Opinions on other matters prescribed by the Companies Act 2006
In our opinion, based on the work undertaken in the course of the audit:
- the information given in the strategic report and the directors' report for the financial year for which the financial statements are prepared is consistent with the financial statements; and
- the strategic report and the directors' report have been prepared in accordance with applicable legal requirements.
Matters on which we are required to report by exception
In the light of the knowledge and understanding of the group and the parent company and its environment obtained in the course of the audit, we have not identified material misstatements in the strategic report or the directors' report. We have nothing to report in respect of the following matters in relation to which the Companies Act 2006 requires us to report to you if, in our opinion: - adequate accounting records have not been kept by the parent company, or returns adequate for our audit have not been received from branches not visited by us; or - the parent company financial statements are not in agreement with the accounting records and returns; or - certain disclosures of directors' remuneration specified by law are not made; or - we have not received all the information and explanations we require for our audit.

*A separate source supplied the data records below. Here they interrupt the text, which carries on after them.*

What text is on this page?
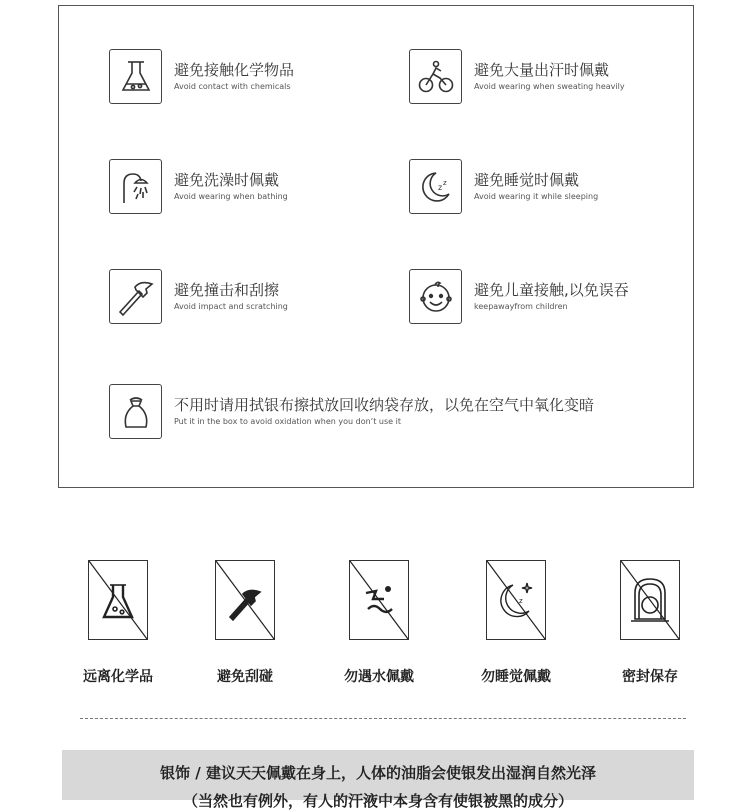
避免接触化学物品
Avoid contact with chemicals
避免大量出汗时佩戴
Avoid wearing when sweating heavily
避免洗澡时佩戴
Avoid wearing when bathing
z z 避免睡觉时佩戴
Avoid wearing it while sleeping
避免撞击和刮擦
Avoid impact and scratching
避免儿童接触,以免误吞
keepawayfrom children
不用时请用拭银布擦拭放回收纳袋存放，以免在空气中氧化变暗
Put it in the box to avoid oxidation when you don’t use it
远离化学品	避免刮碰	勿遇水佩戴
z
勿睡觉佩戴	密封保存
银饰 / 建议天天佩戴在身上，人体的油脂会使银发出湿润自然光泽
（当然也有例外，有人的汗液中本身含有使银被黑的成分）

Responsibilities of directors
As explained more fully in the directors' responsibilities statement, the directors are responsible for the preparation of the financial statements and for being satisfied that they give a true and fair view, and for such internal control as the directors determine is necessary to enable the preparation of financial statements that are free from material misstatement, whether due to fraud or error. In preparing the financial statements, the directors are responsible for assessing the group's and the parent company's ability to continue as a going concern, disclosing, as applicable, matters related to going concern and using the going concern basis of accounting unless the directors either intend to liquidate the group or the parent company or to cease operations, or have no realistic alternative but to do so.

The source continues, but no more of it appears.